Raw Materials

A new craft workshop is drawing women to Stony Point Fashion Park to create their own holiday gifts.

Rebecca Keeling Gagnon, the owner of the experiential retail shop AR Workshop in Stony Point Fashion Park, likes it when women feel empowered.

The shop, which opened in early October, is one of more than a hundred new franchises across the country since the flagship location opened in Pineville, North Carolina, in 2016. Even before the retail shop opened, hundreds of Richmond-area women had signed up for classes taught through the end of the year.

The Richmond calendar has a class nearly every day, sometimes two a day. Participants can pick up power tools and create wooden plank signs, framed signs, canvas pillows, round signs, trays, Lazy Susans, centerpiece boxes and canvas tote bags.

“A lot of people, especially women, don’t get a chance to pick up a nail gun or a sander and use it for a project,” Gagnon says, who notes that it’s not just about creating a piece of art to take home, it’s about “boosting confidence and feeling empowered.”

Before this, Gagnon spent 11 years as a wedding photographer. She decided to bring the concept to Richmond after attending a class in Alexandria. “You can walk in and start with raw materials that look like a pile of wood and walk out with something you made with your own two hands and actually use in your home,” she says.

Working with wood wasn’t totally unfamiliar for her. Gagnon had grown up around sawdust — her father was a boat builder. Though she’s comfortable with tools and cutting wood, not everyone who signs up for classes is. Take Leann Harris.

“I work in IT by day,” Harris says. “It seemed achievable for someone who doesn’t self-identify as a creative.”

Harris had done enough painting classes, she says. She wanted to come home with something more practical that she could use. She’s already signed up for November classes with her friends.

Many of the November classes feature holiday designs, but participants can request custom designs and stencils before the class during registration. The paints are nontoxic. The projects, the workshop decor, the instructor outfits and even the retail shop all stick to an industrial farmhouse aesthetic.  

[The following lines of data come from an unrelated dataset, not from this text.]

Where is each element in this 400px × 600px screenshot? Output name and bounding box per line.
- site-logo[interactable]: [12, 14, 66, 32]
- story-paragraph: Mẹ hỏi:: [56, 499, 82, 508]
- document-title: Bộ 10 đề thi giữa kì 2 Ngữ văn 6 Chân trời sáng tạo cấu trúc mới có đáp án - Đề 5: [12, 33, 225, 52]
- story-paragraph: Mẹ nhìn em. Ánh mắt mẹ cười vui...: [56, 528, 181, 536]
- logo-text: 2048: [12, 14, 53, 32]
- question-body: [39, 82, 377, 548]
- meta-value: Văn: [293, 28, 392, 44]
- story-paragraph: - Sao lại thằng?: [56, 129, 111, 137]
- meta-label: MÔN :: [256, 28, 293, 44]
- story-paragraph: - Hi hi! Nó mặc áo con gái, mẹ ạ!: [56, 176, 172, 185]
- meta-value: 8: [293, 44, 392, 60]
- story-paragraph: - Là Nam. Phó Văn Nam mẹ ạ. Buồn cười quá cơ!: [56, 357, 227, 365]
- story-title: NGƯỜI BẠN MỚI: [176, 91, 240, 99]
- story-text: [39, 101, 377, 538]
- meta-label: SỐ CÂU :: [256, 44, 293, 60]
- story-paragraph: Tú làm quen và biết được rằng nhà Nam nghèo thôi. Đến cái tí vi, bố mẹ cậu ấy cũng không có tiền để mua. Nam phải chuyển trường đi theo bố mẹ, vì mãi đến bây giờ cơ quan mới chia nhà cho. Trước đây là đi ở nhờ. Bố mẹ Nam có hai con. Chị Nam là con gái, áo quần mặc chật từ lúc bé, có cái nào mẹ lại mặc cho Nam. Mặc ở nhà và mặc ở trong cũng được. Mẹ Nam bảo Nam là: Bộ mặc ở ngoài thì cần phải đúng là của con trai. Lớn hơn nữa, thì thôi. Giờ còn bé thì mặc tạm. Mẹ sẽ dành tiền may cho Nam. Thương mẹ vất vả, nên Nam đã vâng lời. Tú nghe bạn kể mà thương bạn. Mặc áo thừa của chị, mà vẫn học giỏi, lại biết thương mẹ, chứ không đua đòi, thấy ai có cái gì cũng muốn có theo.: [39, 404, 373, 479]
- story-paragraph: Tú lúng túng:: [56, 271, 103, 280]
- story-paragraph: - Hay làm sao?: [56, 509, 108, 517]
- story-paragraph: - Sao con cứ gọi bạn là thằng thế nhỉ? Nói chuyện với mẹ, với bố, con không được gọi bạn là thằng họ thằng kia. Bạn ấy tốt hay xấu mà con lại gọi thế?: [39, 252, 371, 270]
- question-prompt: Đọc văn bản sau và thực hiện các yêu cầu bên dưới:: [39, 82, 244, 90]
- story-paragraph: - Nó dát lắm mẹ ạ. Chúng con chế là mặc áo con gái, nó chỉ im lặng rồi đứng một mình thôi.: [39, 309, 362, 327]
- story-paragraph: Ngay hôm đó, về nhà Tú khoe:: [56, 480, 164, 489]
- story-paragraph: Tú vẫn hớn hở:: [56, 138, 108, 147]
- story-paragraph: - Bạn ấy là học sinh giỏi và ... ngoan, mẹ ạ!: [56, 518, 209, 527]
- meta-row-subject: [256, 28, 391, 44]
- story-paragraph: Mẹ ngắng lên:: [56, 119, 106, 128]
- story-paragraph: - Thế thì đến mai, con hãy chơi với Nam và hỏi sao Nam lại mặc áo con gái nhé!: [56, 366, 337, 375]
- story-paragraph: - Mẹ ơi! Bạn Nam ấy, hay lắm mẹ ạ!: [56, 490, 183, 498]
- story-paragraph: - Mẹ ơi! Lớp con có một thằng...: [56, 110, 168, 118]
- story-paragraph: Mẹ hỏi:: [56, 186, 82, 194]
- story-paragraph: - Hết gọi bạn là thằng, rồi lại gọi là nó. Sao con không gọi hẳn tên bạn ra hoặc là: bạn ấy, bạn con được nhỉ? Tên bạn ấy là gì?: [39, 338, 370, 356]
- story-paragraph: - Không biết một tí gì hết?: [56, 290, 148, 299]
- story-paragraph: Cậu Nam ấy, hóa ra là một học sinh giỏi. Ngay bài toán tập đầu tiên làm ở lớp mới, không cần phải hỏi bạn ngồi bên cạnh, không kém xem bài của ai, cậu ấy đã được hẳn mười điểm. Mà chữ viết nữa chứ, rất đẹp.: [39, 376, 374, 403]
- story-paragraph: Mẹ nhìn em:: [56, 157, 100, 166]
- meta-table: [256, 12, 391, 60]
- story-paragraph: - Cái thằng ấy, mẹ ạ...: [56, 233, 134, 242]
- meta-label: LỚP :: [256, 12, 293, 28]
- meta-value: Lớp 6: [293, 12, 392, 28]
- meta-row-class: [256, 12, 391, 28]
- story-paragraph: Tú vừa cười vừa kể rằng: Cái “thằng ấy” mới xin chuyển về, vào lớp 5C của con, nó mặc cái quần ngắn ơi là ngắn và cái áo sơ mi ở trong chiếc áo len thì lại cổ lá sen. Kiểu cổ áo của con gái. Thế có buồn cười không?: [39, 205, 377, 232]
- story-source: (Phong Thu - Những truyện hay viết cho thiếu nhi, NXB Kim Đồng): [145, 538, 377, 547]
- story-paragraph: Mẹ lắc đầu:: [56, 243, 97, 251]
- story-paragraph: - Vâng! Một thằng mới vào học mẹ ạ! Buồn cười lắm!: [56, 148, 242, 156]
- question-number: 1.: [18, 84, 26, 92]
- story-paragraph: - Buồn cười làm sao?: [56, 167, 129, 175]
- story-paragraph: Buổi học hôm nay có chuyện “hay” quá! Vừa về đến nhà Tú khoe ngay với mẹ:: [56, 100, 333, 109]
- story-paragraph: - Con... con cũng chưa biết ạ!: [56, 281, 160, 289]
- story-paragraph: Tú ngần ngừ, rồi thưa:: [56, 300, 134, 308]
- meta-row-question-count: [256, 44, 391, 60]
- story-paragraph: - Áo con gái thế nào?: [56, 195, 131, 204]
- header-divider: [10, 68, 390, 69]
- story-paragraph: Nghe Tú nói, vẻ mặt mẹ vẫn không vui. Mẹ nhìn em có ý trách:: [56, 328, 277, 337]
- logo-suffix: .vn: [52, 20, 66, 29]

It’s just in time for the holidays.

“The majority of my family will be getting handmade gifts this year from the workshop,” says Karen Alley, marketing director of Stony Point Fashion Park.

She says AR Workshop is the kind of experience-based retail consumers are looking for lately. Stony Point continues to develop the property to create more of a parklike feel and recruit businesses like a coming escape room and Utopia Med Spa.

AR Workshop is in Stony Point Fashion Park’s Suite 192-A. Register for classes at arworkshop.com/Richmond.